Weltweit werden zur Zeit mehr als 340 Millionen Christen verfolgt, die Zahl der getöteten Christen ist deutlich gestiegen – Fakten und Zahlen dazu hat „Open Doors“ in seinem Weltverfolgungsindex im Februar 2021 veröffentlicht. Auch in der Türkei hat sich die Lage für dort lebende Christen dramatisch verschlechtert; zudem hat die türkische Militäroffensive im Nordirak die Region praktisch christenfrei gemacht; in Nordostsyrien werden hunderte Christen durch islamistische Söldnertruppen derzeit zur Flucht gezwungen. „Der Orient braucht Oasen der Hoffnung, Liebe und Barmherzigkeit. Deshalb ist unser Platz gerade jetzt eng an der Seite der Christen im Orient“, sagt der Geschäftsführer und Theologische Leiter des Hilfsbunds, Dr. Andreas Baumann. Diesen Impuls, verfolgten Christen zu helfen, spürte auch der im hinterpommerschen Dorf Glowitz aufgewachsene Sohn einer Pfarrersfamilie und spätere Frankfurter Pfarrer Ernst Lohmann: Angesichts der Massaker an hunderttausenden armenischer Christen in Kleinasien, die durch die Türken im Herbst 1895 und Frühjahr 1896 unter stillschweigender Duldung des mit dem osmanischen Reich eng verbundenen deutschen Kaiserreichs verübt wurden, verschickte Pfarrer Lohmann am 2. Februar 1896 seinen „Ersten Aufruf zur Fürbitte und Mithilfe für Armenien“. Über Umwege hatte er aus der amerikanischen Presse von den Grausamkeiten und Bluttaten an der christlichen Bevölkerung der Türkei erfahren.
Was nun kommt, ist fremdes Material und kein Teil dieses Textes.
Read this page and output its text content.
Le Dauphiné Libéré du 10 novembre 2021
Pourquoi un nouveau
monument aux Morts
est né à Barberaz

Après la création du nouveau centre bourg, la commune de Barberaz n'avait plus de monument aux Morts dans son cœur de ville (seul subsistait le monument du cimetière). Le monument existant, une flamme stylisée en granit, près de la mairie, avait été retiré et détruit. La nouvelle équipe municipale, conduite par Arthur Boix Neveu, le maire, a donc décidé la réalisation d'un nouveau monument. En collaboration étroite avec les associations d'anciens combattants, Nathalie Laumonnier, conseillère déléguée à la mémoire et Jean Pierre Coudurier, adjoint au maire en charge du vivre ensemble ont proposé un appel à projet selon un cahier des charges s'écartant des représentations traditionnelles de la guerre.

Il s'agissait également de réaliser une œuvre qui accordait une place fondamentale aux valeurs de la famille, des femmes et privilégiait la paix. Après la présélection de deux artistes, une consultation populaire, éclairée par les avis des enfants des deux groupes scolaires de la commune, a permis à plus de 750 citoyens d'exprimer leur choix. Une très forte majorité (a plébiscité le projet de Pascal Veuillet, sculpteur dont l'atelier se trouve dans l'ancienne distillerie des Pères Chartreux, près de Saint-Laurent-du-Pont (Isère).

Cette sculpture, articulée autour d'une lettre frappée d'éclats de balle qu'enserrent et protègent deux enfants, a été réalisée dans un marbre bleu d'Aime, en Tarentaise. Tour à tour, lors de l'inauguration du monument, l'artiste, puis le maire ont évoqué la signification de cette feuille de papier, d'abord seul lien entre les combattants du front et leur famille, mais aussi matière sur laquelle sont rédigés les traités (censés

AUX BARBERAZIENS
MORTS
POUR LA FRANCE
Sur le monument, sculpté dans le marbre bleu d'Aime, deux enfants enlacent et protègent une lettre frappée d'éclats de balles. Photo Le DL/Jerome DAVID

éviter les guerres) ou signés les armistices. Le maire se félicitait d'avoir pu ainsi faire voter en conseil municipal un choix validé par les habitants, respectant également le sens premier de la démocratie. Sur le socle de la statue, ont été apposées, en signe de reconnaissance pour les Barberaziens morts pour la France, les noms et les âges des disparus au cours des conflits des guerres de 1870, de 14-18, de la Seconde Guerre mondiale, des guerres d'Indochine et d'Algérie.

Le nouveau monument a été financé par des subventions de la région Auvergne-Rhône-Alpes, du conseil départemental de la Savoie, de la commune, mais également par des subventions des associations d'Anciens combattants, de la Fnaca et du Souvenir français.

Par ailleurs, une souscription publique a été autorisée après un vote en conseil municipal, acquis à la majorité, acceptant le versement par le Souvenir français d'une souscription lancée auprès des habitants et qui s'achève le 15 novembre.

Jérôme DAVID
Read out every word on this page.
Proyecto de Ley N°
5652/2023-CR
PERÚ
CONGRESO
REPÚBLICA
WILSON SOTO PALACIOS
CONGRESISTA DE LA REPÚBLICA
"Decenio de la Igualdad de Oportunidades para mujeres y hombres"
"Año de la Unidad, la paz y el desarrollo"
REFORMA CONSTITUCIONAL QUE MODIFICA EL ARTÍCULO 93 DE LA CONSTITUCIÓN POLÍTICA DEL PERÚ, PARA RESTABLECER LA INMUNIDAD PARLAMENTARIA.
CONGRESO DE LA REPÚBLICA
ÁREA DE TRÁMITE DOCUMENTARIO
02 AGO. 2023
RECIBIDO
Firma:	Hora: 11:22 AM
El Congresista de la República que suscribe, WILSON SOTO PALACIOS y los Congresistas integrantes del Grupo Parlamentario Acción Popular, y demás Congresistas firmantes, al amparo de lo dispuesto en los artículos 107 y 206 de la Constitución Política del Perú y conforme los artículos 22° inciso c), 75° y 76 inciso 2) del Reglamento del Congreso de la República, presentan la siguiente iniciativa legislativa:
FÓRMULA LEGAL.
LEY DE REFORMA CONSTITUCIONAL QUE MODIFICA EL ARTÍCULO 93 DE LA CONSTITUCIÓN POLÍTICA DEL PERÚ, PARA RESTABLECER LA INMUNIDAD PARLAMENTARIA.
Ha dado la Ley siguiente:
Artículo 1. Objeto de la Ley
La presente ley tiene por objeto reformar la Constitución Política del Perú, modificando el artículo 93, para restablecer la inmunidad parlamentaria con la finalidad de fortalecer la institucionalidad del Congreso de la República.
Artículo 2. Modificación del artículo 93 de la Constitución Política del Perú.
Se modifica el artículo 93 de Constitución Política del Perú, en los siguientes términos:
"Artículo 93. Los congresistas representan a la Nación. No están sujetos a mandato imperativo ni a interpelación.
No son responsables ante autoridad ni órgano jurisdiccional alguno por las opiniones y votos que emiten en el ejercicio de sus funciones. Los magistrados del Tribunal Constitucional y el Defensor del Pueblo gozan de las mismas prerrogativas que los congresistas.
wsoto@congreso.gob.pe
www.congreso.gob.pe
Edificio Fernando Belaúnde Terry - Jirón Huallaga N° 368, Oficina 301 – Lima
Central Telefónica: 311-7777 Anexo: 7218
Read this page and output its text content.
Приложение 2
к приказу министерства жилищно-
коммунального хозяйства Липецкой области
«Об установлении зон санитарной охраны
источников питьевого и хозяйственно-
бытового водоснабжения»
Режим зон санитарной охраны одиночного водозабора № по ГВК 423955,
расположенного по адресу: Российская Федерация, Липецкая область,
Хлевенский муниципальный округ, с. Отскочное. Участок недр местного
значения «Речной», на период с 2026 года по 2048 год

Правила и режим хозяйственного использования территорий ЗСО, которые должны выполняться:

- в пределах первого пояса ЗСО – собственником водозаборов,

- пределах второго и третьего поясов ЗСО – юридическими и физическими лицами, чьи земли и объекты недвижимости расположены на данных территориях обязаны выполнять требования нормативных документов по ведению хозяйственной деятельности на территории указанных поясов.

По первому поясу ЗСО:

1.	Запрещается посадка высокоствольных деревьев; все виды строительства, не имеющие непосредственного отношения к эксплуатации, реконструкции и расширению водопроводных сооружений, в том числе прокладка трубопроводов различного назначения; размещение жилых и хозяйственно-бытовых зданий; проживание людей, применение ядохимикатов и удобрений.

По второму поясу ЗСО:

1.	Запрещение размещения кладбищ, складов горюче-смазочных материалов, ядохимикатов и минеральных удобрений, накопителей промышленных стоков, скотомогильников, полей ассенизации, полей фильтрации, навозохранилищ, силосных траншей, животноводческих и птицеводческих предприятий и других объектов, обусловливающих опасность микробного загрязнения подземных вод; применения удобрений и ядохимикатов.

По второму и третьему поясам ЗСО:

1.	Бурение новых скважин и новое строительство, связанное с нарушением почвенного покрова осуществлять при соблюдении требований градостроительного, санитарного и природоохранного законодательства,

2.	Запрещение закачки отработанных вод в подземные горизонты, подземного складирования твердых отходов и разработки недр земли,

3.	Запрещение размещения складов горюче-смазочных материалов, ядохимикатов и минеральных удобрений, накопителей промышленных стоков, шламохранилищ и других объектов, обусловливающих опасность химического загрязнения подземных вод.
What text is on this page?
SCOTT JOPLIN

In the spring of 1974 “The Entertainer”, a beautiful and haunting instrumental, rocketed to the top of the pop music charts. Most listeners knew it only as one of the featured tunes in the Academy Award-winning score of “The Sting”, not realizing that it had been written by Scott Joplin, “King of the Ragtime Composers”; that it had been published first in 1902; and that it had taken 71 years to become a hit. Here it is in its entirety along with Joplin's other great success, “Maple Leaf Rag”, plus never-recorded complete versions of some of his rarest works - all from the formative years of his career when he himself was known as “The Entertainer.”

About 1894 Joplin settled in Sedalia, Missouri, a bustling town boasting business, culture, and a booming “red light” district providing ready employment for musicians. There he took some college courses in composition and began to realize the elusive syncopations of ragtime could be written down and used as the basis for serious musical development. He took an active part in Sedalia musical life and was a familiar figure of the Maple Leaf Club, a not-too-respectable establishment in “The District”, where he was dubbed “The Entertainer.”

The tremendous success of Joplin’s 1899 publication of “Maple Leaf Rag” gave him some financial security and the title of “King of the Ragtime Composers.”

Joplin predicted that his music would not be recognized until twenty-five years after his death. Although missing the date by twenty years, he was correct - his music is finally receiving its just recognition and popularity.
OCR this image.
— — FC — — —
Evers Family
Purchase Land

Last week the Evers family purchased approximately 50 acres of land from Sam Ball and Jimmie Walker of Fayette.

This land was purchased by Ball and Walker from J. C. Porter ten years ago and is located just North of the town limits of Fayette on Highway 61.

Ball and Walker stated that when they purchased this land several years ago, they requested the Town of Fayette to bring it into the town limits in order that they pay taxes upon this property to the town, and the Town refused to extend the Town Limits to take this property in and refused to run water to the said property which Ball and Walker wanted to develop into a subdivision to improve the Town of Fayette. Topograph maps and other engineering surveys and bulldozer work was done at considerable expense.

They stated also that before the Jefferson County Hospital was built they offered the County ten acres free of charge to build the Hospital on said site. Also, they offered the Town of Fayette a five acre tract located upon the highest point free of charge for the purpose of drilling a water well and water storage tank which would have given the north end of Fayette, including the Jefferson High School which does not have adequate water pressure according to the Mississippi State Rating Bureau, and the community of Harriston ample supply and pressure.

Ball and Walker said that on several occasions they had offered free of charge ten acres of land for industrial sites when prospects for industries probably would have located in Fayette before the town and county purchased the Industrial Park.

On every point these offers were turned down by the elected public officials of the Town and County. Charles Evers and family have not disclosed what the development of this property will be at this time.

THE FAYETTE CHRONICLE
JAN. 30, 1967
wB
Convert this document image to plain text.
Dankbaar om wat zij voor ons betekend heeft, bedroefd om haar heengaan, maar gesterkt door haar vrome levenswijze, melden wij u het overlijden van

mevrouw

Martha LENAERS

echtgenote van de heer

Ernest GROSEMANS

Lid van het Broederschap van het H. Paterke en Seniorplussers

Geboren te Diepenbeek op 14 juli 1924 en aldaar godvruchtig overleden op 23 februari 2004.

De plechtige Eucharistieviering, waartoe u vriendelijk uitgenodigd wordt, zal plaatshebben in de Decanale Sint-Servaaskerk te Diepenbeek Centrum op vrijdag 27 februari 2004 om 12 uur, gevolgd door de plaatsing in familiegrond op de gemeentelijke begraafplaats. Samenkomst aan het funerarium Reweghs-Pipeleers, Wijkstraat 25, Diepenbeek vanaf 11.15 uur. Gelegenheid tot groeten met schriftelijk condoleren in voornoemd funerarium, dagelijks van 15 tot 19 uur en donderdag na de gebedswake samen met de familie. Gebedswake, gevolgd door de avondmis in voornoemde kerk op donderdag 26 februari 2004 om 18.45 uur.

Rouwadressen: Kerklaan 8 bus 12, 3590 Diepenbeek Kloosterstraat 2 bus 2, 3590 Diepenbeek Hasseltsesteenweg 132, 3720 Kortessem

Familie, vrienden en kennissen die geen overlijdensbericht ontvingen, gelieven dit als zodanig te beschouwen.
„Da entschloss ich mich, an die Öffentlichkeit zu gehen. Und da gab es eine richtige Volksbewegung.“ Ernst Lohmann habe sich nicht einschüchtern lassen, so Dr. Andreas Baumann. „Für ihn war Jesus plötzlich nicht mehr nur historische Gestalt, sondern lebendige Wirklichkeit.“ Fünf Monate später wurde der „Deutsche Hülfsbund für Armenien“ offiziell gegründet. Die Armenienhilfe zog weite Kreise im Deutschen Reich und in der Schweiz: Man errichtete Waisenhäuser für die nach dem Genozid überlebenden Waisenkinder in Armenien, übernahm humanitäre und seelsorgerische Aufgaben vor Ort für mehr als 500 000 Notleidende.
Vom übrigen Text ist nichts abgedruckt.